In Vessel si indovina l’idea romantica della rovina, in un paesaggio alieno di magnetica sospensione, punteggiato di torsi romani di marmo immacolato. Si rimane confusi ed esterrefatti innanzi a frammenti, vestigia umane senza testa e senza braccia in una sognante poetica della lacuna. Nel buio più assoluto gli occhi iniziano ad abituarsi all’oscurità, a mettere faticosamente a fuoco dei chiarori immobili e splendenti. La Luna, satellite, non splende di luce propria, ma grazie alla luminosità dell’astro solare e all’atmosfera terrestre. Allo stesso modo, i corpi dei sette ballerini, grazie a un sistema raffinatissimo creato dalla light designer Yukiko Yoshimoto, riescono a emergere dalle tenebre. Si palesano dei conglomerati di carne viva, degli incastri elastici e muscolari, che pulsano e si distinguono in movimenti calmierati e rarefatti. Una rarefazione che mozza il respiro, mettendo alla prova la resistenza dei ballerini e allo stesso tempo degli spettatori, abituati a un andamento temporale veloce e dinamico in cui le idee e le azioni si accavallano costantemente come onde indomite.
VASCELLI E TESTE
Per Vessel si deve essere pronti a camminare a piedi nudi, immersi nella bassa marea, ad aguzzare gli occhi per percepire ogni lieve singhiozzo, ogni movimento reiterato o singolare. Un viaggio che ci porta dal costituirsi delle prime forme vitali, batteri e cellule nell’acqua marina, all’articolarsi delle specie animali, sempre più sofisticate e complesse: in Vessel si compie una metamorfosi silenziosa e straordinaria. Delle strutture complesse giacciono raggomitolate su un orizzonte dai confini impercettibili, sciogliendo i propri legami. Le gambe si innalzano a candela, si piegano a bandiera, si dividono e si ricongiungono come busti nodosi in una perizia da nuoto sincronizzato. Percepiamo delle superfici contraddistinte da una materialità malleabile e robusta, degli organismi vitali in tensione, capaci di animarsi e generare energia.

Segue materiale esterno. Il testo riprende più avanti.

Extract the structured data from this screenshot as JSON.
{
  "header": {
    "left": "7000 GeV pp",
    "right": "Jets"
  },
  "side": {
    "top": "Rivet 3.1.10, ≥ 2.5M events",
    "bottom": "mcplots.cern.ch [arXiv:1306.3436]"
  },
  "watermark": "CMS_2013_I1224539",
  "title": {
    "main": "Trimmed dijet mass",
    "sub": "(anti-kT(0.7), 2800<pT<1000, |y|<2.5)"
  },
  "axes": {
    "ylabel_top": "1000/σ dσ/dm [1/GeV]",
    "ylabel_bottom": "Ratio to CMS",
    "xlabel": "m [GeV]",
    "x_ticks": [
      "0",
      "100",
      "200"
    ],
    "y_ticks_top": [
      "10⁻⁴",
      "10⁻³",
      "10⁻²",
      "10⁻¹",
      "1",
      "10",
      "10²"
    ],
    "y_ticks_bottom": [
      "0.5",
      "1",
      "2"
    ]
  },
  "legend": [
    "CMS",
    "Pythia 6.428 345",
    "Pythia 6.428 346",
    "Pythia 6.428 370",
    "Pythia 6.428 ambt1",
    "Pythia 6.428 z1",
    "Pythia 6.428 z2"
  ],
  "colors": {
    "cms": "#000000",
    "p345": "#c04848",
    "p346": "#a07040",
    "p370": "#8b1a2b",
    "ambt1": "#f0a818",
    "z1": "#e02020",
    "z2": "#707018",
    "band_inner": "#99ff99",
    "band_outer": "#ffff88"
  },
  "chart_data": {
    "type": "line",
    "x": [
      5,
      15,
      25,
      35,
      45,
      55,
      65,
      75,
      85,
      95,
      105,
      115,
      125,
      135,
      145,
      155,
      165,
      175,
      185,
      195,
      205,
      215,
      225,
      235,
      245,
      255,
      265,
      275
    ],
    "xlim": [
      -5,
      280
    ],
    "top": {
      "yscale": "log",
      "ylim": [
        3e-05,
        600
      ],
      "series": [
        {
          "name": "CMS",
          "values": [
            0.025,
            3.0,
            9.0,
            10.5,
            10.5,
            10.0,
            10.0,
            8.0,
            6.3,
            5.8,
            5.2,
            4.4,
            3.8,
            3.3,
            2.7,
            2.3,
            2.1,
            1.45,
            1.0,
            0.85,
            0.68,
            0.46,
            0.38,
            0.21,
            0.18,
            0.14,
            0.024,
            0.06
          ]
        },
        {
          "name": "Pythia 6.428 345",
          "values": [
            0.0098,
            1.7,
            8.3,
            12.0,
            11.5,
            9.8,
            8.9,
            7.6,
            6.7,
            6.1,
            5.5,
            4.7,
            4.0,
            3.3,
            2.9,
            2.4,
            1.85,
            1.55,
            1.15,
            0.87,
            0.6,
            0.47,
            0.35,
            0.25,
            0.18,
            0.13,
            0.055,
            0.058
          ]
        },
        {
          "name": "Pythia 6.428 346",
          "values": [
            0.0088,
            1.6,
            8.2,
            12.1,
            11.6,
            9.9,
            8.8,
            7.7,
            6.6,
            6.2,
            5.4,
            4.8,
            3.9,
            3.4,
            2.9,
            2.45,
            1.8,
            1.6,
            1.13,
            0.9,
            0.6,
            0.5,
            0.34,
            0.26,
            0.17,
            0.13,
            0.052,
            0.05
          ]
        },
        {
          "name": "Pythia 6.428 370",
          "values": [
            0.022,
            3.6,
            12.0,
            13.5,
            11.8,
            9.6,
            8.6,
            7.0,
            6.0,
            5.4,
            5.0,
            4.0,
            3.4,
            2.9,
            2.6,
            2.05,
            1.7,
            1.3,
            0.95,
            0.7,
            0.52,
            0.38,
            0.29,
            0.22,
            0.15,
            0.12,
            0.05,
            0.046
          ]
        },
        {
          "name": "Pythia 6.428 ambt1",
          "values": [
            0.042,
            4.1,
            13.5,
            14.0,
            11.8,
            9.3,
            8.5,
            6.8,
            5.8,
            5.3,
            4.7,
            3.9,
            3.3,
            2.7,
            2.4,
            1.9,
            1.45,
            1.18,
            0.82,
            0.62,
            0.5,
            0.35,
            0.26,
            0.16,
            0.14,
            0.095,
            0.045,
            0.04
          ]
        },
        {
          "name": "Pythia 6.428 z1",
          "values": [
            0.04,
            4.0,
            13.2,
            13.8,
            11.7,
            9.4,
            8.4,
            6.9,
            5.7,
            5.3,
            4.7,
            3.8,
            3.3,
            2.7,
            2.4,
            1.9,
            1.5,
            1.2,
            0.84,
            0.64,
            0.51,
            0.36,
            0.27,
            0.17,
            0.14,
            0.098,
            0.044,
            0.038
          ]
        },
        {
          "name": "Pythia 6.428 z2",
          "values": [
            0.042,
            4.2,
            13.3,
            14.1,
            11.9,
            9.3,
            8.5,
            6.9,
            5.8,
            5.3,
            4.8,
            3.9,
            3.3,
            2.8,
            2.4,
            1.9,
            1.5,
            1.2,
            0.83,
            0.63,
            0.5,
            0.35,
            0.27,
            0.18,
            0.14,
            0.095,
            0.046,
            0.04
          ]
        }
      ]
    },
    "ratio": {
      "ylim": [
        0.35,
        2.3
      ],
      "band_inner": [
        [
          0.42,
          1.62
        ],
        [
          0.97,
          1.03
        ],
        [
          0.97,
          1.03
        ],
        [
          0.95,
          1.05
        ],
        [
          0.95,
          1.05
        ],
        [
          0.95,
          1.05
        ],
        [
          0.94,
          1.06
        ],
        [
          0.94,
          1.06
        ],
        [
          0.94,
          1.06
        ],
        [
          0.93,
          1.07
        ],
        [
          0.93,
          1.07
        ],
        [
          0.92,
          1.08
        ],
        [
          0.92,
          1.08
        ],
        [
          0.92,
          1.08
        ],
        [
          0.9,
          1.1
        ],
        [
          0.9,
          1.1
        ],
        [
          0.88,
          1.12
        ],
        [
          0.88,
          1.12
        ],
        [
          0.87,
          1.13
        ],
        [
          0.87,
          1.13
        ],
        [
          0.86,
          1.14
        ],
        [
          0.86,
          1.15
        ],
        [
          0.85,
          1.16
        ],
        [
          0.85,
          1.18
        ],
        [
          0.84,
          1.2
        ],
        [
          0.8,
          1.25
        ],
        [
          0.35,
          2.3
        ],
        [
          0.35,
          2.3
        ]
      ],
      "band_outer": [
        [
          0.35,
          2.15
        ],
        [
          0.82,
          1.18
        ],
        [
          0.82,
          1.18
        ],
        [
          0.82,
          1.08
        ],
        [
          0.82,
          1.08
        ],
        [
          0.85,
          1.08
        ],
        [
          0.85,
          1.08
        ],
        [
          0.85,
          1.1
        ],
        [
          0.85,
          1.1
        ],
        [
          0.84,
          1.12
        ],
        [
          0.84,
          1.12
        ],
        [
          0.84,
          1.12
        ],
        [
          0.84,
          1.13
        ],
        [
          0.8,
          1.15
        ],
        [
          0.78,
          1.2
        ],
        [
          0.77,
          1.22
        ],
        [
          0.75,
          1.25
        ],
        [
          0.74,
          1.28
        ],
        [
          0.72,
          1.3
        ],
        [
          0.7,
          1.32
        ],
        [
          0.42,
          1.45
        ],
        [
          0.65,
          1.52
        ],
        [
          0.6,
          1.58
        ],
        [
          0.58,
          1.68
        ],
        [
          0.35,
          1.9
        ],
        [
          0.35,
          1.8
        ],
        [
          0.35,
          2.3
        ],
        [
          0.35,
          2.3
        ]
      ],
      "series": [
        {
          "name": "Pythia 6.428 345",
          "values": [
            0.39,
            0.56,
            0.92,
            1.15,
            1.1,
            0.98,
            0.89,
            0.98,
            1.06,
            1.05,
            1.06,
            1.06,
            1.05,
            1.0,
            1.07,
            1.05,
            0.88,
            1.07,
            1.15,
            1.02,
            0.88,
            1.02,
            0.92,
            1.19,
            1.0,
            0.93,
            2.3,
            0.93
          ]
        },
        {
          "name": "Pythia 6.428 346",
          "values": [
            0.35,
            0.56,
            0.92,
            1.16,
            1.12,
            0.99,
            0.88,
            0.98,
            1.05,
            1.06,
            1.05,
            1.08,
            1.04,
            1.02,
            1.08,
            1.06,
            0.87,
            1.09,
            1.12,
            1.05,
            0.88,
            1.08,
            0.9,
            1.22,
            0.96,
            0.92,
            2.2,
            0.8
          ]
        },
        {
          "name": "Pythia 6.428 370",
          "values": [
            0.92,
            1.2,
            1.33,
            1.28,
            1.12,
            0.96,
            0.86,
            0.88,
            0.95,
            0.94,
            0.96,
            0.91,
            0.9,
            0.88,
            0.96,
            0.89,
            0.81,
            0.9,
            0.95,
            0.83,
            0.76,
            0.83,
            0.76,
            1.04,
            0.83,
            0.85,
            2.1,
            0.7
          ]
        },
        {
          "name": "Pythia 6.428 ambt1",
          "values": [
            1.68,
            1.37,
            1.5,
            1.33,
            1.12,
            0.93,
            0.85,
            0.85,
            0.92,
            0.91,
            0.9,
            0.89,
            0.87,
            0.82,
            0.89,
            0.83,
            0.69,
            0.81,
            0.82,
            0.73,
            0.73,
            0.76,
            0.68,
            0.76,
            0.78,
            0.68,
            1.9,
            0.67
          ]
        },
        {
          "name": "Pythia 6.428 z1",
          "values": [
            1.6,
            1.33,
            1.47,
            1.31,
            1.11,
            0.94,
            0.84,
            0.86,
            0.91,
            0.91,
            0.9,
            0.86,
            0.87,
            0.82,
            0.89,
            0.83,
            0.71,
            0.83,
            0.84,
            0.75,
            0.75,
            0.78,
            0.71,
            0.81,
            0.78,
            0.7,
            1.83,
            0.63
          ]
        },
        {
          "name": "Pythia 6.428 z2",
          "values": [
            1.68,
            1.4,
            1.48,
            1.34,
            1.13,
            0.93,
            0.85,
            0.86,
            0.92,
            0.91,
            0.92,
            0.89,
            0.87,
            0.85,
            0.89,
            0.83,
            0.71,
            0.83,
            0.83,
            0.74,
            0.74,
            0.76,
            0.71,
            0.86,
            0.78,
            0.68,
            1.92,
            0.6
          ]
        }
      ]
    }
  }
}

Lo scenario prende forma, lentamente, in un incanto, il palco si trasforma in una superficie specchiante che raddoppia gli arti dei corpi distesi dei ballerini, creature polimorfi, dalle molteplici braccia come la divinità induista Vishnu. Senza testa, senza possibilità di identificazione e classificazione, l’uomo scava dentro di sé per dare un volto e un’entità alla complessità del proprio essere. Quando la luce costruisce, facendo emergere le figure, si svela la presenza dell’acqua sulla piattaforma teatrale. Al centro un’isola, dove le creature si inerpicano, lanciano e rispondono agli input. Questo vascello è costituito di una sostanza solida che, manipolata, diventa miscela liquida, sparsa sul corpo di uno dei performer in preparazione della metamorfosi finale: il ricongiungimento con la testa, il colmarsi della lacuna. Il faticoso e sofferto costituirsi di un’integrità.